The third Legal Histories of Empire Conference, entitled ‘Beyond the Pale: Legal Histories on the Edges of Empires’ takes place in Maynooth

Dr David Doyle
Thursday, August 4, 2022 - 09:30

The third Legal Histories of Empire Conference, entitled ‘Beyond the Pale: Legal Histories on the Edges of Empires’ was hosted by the Maynooth University School of Law and Criminology from 29 June – 01 July 2022 in the John Hume Building, North Campus.

Mammoth work was undertaken by the organising committee (Lyndsay Campbell (Calgary), Donal Coffey (Maynooth), Shaunnagh Dorsett (UTS), David Doyle (Maynooth), Pooja Parmar (UVic), and David V Williams (Auckland)) in putting together the extremely successful “hybrid” conference, with speakers attending both in person, and through Zoom from locations across the world, including as far flung as Australia, India, Nigeria, Argentina, Chile, the US, Israel, Seoul, and Hong Kong. Generous bursaries were offered by the Max Planck Institute for Legal History and Legal Theory to allow scholars to present their work who may not have been able to.

The conference focused on the interconnections and the legal relations between empires and the role played by law in facilitating, constituting, and enabling those connections; on the people of law who moved between these places; and the institutions which bound them together.
Along with the keynote panel composed of speakers Jane Ohlmeyer, Richard J Ross, and Philip Stern which addressed ‘Anglicisation of and through law in British America, Ireland, and India, c.1550-1800’, and panels which addressed the theme generally, the following streams offered a fascinating insight into the legal threads that bound different empires, places, laws, and legal traditions across the globe:
Intellectual Property in Empire, chaired by Prof Isabella Alexander,
The Maritime World in Legal History, chaired by Prof Diane Kirkby,
Indigeneity, Law and Empires, chaired by Prof Pooja Parmar, and
Legal Transfer in the Common Law World, chaired Prof Stefan Vogenauer and Dr Donal Coffey.As Campbell observed in her closing remarks, a number of themes emerged from the papers – including the transfer of legal practices and knowledge through texts, the importance of the interpretation of those texts, constitutionalism, and emerging technologies of law.

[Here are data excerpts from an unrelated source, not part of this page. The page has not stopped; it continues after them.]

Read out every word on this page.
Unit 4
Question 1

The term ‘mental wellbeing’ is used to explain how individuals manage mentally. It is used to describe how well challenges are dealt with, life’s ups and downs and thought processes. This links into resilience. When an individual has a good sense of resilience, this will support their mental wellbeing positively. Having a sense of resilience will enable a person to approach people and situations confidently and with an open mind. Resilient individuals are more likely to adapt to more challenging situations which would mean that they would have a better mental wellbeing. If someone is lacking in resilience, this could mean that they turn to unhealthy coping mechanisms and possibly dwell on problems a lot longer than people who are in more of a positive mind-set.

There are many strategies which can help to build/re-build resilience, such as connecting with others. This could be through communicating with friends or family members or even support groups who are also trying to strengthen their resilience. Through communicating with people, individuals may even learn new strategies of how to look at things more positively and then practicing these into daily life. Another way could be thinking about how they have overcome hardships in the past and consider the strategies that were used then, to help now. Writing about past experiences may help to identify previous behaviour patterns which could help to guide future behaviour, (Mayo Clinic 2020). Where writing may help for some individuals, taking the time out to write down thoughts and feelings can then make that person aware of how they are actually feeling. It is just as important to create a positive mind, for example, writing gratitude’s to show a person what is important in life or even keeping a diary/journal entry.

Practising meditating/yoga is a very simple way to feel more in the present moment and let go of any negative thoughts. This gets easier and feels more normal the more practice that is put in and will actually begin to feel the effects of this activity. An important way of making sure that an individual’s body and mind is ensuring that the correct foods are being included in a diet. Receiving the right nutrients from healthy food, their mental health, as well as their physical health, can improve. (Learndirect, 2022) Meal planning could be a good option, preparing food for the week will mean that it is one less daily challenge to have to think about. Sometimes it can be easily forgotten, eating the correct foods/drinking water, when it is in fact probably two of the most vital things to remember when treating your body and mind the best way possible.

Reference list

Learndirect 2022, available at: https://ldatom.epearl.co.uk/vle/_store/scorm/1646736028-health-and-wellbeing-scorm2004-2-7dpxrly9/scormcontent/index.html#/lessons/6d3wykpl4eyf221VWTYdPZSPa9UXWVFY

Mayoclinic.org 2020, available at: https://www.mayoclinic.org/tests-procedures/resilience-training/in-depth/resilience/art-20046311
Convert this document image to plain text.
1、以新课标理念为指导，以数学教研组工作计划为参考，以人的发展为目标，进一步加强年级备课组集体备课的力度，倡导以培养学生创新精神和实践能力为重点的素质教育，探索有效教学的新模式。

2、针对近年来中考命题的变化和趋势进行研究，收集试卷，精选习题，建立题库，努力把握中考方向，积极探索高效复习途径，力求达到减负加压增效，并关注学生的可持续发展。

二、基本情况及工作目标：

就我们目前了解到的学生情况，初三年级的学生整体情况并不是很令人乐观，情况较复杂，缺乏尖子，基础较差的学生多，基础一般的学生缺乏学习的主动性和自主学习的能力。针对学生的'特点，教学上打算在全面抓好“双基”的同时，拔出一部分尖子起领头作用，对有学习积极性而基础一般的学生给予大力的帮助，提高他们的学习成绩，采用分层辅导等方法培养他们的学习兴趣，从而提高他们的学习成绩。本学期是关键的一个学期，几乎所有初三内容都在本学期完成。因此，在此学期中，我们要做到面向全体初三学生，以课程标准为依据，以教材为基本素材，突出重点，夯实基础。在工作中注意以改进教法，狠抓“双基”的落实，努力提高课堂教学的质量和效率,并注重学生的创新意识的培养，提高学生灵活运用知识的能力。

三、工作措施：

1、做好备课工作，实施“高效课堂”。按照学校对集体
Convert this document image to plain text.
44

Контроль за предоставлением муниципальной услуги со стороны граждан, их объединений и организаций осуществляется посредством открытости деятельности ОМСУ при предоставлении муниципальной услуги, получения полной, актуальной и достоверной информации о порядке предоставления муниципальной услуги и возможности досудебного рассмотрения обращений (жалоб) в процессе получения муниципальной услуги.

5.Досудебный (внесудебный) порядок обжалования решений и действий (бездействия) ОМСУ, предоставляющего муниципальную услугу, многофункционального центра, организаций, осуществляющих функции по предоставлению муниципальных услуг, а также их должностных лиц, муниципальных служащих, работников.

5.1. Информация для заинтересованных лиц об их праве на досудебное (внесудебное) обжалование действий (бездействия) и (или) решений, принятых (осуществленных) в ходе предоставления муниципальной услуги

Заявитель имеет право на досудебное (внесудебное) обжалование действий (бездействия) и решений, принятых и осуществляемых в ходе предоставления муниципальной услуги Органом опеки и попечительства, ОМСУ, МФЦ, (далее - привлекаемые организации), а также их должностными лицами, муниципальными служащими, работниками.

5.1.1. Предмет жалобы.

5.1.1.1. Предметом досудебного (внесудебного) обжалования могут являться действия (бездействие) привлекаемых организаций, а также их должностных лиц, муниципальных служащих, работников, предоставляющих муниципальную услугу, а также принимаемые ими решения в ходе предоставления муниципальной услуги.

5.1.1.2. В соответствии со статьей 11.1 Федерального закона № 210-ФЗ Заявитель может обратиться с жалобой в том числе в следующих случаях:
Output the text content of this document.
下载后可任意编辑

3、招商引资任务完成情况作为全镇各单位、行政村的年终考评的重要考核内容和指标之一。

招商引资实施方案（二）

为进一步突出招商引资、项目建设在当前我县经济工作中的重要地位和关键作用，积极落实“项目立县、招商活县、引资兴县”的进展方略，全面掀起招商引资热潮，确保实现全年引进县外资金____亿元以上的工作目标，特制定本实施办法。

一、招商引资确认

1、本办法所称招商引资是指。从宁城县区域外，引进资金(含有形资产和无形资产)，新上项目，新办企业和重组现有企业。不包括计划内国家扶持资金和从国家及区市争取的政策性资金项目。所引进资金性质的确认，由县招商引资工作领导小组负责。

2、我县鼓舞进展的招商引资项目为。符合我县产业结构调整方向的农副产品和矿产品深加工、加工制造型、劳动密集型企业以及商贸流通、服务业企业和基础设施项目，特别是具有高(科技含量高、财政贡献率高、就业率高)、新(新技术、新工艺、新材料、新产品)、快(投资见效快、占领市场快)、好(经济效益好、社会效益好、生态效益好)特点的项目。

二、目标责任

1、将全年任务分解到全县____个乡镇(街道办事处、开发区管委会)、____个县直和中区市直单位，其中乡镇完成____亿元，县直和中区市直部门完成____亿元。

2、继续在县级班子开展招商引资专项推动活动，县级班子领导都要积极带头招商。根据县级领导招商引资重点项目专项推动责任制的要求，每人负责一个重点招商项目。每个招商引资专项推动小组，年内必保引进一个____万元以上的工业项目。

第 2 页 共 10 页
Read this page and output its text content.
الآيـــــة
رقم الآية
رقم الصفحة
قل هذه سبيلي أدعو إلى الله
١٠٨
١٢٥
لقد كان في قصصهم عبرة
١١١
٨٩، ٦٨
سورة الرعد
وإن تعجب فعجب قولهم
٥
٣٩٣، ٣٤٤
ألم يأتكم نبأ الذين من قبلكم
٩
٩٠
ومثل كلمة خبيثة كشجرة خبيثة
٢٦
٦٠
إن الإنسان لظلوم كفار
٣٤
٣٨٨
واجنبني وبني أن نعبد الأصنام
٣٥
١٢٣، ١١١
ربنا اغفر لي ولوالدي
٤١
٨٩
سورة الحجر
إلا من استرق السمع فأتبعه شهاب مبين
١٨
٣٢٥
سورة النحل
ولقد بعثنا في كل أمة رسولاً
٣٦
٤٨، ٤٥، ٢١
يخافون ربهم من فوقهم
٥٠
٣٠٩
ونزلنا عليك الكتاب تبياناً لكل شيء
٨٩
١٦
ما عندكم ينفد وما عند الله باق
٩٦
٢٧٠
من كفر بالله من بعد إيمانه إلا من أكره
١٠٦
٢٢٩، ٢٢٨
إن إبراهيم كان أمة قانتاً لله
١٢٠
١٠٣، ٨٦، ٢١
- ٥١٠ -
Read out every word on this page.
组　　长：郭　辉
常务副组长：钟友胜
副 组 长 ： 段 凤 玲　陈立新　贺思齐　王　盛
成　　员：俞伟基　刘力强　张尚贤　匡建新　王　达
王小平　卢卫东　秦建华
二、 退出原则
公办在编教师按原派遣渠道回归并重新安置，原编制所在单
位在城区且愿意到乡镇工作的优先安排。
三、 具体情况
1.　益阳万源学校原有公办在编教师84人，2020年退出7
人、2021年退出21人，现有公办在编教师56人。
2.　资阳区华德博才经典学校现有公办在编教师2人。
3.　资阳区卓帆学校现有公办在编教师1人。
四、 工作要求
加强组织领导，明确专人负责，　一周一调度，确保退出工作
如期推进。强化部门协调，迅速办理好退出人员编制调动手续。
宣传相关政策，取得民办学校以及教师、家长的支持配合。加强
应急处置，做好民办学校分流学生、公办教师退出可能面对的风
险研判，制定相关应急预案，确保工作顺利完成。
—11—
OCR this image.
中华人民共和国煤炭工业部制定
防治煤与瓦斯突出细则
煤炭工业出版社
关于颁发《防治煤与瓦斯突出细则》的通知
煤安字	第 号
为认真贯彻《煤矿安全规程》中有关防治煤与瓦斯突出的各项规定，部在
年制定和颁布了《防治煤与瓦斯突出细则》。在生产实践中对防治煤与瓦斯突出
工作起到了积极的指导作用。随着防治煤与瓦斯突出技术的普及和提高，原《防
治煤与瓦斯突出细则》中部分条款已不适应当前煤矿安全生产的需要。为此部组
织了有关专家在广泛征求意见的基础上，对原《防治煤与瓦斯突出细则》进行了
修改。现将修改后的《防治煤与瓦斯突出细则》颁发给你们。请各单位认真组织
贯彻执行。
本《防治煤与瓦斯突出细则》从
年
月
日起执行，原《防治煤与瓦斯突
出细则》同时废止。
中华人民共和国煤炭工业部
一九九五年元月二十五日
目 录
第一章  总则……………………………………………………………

The conference attracted over one hundred speakers, and engaging Q&A sessions and discussions followed each panel, with lively debate on topics ranging from the law of real property and charter corporations to legal innovations, and a reflection on oceans, how they connect us, how law has affected those who made their lives and livings on the water and moved among legal regimes as a result.